Last Firsts: Parenthood Edition

When I got married, I thought about all the “firsts” I’d never experience again: I’d had my last first date, my last first kiss, my last first “I love you.” There was plenty of sweet in the bittersweet, though, because I knew there were many other wonderful firsts still to come: the first time being introduced as “my wife,” the first telemarketing call asking for “Mrs. Philpott,” the first wedding anniversary. But there turned out to be so many more firsts that I hadn’t thought about or expected: the first time going to someone else’s wedding as a married couple, the first camping trip together, the first family reunion as part of the family.

When I had my son, there were plenty more firsts: the first positive pregnancy test, the first time I felt him move, the first labor pains, the first cry, the first time rolling over, the first steps, the first word.
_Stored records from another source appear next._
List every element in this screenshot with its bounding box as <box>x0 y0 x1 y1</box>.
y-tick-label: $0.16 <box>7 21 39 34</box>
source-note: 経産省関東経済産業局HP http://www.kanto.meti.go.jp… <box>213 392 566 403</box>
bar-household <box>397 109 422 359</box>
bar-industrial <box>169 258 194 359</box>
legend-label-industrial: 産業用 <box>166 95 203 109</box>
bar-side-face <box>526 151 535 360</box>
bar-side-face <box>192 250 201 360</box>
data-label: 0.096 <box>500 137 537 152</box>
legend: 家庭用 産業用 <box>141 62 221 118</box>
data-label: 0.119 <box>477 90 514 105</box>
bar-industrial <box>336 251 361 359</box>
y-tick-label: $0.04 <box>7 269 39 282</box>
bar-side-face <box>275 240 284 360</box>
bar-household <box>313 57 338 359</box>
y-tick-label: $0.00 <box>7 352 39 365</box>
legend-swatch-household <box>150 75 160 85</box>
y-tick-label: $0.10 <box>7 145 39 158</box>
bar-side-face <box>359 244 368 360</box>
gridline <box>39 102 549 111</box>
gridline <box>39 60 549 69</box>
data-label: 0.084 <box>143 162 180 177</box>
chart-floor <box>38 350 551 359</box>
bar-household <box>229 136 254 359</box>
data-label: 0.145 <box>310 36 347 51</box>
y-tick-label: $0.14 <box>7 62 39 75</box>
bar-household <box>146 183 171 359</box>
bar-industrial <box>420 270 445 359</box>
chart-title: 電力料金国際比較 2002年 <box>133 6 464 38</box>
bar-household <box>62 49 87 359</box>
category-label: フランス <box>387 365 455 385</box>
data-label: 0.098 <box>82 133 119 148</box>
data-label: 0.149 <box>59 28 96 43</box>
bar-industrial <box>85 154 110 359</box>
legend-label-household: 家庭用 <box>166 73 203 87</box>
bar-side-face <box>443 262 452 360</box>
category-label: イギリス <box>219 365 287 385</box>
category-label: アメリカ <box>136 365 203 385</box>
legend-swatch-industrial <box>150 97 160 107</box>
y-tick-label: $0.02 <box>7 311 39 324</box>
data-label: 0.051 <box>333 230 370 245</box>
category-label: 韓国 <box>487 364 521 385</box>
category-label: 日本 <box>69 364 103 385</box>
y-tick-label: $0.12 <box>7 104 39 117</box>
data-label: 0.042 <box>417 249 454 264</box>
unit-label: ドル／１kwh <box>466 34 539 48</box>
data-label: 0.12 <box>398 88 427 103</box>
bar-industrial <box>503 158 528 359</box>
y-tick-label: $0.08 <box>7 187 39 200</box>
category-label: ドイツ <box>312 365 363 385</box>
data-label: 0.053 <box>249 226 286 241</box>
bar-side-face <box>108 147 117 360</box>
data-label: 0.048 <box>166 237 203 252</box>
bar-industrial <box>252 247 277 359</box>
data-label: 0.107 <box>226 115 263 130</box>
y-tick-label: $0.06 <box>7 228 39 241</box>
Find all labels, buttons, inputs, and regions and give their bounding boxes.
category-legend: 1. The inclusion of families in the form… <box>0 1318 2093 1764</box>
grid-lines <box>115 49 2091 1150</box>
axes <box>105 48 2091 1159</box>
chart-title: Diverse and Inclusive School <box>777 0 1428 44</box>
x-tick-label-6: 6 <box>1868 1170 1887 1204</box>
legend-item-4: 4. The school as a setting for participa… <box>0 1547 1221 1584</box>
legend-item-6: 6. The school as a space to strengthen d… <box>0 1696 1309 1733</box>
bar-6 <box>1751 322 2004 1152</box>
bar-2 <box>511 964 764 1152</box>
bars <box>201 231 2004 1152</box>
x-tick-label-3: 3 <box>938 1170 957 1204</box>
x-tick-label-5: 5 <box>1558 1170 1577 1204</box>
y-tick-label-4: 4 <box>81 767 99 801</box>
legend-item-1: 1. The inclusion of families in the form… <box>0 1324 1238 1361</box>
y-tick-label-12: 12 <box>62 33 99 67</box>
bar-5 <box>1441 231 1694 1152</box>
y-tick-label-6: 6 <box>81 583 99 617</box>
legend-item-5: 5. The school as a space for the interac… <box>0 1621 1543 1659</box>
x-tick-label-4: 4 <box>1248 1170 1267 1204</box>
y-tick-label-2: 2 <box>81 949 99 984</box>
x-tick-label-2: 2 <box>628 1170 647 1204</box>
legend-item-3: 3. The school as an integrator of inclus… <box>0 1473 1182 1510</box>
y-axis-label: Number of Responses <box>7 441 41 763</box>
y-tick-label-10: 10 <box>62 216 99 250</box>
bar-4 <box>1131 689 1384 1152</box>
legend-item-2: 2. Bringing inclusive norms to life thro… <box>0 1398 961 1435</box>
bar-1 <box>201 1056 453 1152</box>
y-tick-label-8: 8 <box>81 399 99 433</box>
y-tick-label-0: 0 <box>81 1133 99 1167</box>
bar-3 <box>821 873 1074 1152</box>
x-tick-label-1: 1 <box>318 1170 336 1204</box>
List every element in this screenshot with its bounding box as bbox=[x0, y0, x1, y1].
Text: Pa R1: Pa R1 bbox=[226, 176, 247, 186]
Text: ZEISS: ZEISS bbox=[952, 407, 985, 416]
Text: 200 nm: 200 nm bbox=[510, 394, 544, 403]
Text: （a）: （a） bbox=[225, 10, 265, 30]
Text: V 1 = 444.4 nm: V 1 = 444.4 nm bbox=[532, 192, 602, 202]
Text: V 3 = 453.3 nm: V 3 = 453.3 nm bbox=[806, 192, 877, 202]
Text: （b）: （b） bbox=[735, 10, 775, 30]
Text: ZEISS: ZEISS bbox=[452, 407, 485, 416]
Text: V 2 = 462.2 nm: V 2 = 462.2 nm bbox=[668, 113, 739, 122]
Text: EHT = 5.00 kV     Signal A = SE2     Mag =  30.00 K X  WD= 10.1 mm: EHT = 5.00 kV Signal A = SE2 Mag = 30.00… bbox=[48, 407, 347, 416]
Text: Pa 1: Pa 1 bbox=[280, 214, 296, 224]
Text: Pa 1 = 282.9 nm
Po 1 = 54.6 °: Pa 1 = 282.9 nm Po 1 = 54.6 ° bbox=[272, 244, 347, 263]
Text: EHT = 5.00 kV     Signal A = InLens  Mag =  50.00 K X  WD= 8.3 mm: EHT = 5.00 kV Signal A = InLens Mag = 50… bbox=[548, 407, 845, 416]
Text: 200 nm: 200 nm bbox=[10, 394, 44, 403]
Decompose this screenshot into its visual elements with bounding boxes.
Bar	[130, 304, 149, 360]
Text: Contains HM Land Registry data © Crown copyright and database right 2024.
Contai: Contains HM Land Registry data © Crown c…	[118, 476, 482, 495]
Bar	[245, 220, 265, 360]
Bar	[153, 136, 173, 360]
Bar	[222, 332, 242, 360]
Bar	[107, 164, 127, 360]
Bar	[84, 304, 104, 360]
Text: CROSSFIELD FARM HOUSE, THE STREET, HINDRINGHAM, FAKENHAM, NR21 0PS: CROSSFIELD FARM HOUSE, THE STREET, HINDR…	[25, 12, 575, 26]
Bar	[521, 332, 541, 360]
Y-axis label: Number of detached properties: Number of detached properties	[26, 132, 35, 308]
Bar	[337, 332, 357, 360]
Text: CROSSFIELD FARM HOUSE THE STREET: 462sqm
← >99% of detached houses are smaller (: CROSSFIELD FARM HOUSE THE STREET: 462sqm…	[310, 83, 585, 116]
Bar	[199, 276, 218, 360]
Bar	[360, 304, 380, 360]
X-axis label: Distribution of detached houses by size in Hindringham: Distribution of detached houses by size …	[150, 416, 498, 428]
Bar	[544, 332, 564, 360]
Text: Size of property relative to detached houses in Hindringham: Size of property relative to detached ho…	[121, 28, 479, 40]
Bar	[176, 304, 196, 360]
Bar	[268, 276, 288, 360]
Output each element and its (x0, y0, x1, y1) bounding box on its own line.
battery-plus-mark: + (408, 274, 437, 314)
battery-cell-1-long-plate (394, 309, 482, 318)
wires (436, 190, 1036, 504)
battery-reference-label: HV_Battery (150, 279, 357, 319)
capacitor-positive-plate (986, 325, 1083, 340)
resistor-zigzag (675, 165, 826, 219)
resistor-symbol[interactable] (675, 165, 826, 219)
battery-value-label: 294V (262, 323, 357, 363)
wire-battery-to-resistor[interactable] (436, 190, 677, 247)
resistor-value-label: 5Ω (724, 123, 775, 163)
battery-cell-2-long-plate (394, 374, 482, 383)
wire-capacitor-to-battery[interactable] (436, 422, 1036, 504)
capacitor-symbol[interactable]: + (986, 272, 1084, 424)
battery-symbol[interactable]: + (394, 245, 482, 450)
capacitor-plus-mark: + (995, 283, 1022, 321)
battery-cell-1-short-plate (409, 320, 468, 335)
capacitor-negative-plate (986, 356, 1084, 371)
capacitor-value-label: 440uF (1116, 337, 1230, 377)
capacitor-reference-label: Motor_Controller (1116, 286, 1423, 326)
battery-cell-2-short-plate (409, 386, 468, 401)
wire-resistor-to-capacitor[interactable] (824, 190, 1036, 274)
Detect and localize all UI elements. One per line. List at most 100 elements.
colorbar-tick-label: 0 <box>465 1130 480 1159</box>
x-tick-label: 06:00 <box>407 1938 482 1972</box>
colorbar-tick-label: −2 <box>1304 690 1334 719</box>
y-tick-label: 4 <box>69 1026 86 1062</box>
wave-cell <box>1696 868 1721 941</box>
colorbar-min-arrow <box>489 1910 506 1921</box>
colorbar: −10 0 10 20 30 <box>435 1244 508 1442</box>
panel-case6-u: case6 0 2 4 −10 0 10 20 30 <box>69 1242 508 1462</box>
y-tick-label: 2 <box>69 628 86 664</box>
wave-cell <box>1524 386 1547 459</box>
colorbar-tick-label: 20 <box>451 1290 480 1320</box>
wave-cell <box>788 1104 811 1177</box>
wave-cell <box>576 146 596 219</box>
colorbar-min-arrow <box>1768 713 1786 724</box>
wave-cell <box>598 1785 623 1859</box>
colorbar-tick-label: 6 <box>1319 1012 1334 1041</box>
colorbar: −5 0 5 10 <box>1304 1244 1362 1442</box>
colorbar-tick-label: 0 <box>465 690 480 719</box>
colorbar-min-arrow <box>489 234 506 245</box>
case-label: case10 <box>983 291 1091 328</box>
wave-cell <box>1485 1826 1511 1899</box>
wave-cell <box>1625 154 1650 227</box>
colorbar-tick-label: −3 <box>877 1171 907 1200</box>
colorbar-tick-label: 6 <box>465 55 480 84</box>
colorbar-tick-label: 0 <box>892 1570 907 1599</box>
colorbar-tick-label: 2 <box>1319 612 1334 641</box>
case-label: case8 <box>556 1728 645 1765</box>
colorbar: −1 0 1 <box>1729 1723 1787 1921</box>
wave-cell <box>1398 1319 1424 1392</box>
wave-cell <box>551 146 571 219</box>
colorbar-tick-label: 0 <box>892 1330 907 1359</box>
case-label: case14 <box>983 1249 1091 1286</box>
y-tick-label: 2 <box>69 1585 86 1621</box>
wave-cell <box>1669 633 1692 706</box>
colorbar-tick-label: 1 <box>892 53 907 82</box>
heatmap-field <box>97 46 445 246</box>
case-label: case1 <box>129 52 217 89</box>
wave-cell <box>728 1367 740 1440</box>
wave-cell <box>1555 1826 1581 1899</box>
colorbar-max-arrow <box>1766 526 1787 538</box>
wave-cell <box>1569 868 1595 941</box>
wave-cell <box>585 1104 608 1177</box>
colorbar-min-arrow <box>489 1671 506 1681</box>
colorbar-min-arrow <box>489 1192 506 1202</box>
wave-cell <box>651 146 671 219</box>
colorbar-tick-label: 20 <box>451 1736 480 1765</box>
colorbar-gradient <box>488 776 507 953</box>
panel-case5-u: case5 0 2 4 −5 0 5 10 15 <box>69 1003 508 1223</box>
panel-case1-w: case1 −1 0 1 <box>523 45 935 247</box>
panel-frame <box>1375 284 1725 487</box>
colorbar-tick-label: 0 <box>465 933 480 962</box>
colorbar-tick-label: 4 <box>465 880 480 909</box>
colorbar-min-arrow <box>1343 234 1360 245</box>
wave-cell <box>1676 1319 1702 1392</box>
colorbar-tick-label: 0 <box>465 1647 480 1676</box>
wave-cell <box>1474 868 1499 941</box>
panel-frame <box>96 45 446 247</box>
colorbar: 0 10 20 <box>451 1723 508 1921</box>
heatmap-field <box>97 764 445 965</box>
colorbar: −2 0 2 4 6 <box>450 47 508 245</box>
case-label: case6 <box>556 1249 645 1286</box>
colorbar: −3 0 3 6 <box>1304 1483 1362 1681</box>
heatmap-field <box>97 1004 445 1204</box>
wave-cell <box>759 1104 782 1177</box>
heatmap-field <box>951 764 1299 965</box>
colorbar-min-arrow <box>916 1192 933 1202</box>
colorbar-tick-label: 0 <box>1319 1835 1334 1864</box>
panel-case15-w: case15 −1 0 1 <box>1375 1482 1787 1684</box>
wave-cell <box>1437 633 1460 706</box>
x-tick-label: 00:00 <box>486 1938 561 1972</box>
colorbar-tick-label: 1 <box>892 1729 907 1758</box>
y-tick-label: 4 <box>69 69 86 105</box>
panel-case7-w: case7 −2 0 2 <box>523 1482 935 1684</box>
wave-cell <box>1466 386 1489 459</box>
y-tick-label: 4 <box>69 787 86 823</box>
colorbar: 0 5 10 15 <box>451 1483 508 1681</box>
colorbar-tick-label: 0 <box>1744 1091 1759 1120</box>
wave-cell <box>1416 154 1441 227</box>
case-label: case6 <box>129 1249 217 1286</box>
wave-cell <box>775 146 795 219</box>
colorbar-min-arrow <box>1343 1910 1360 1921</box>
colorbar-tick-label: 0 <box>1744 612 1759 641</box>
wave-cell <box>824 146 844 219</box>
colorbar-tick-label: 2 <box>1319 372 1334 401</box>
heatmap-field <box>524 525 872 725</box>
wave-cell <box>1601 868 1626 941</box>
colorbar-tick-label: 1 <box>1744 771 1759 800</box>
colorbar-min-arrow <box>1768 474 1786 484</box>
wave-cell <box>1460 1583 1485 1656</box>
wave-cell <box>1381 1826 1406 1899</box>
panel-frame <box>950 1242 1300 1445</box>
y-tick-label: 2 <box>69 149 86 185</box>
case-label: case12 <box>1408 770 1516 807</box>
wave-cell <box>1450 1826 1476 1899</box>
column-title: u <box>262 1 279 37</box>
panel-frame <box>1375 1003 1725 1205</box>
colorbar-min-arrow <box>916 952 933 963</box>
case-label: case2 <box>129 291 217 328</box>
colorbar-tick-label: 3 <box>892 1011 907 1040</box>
And, much like when I got married, when my daughter was born, I had bittersweet feelings about all the last firsts I was experiencing. But again, much like marriage, children bring constant firsts to look forward to, some expected and some unexpected.

I’m still waiting for the first day one of my kids wears underwear instead of diapers. The first day of school. THEIR first date. THEIR first kiss. Their first time driving. Their first job. Their first college acceptance letter. Those are all expected firsts. I can only imagine the unexpected firsts they might encounter. Their first lesson on a musical instrument. Their first time riding a horse. Or a skateboard. Or a motorcycle. Their first bee sting. Their first time eating oysters. Their first performance on stage.

There may be only one first time for everything. But oh, how many wonderful everythings are still to come!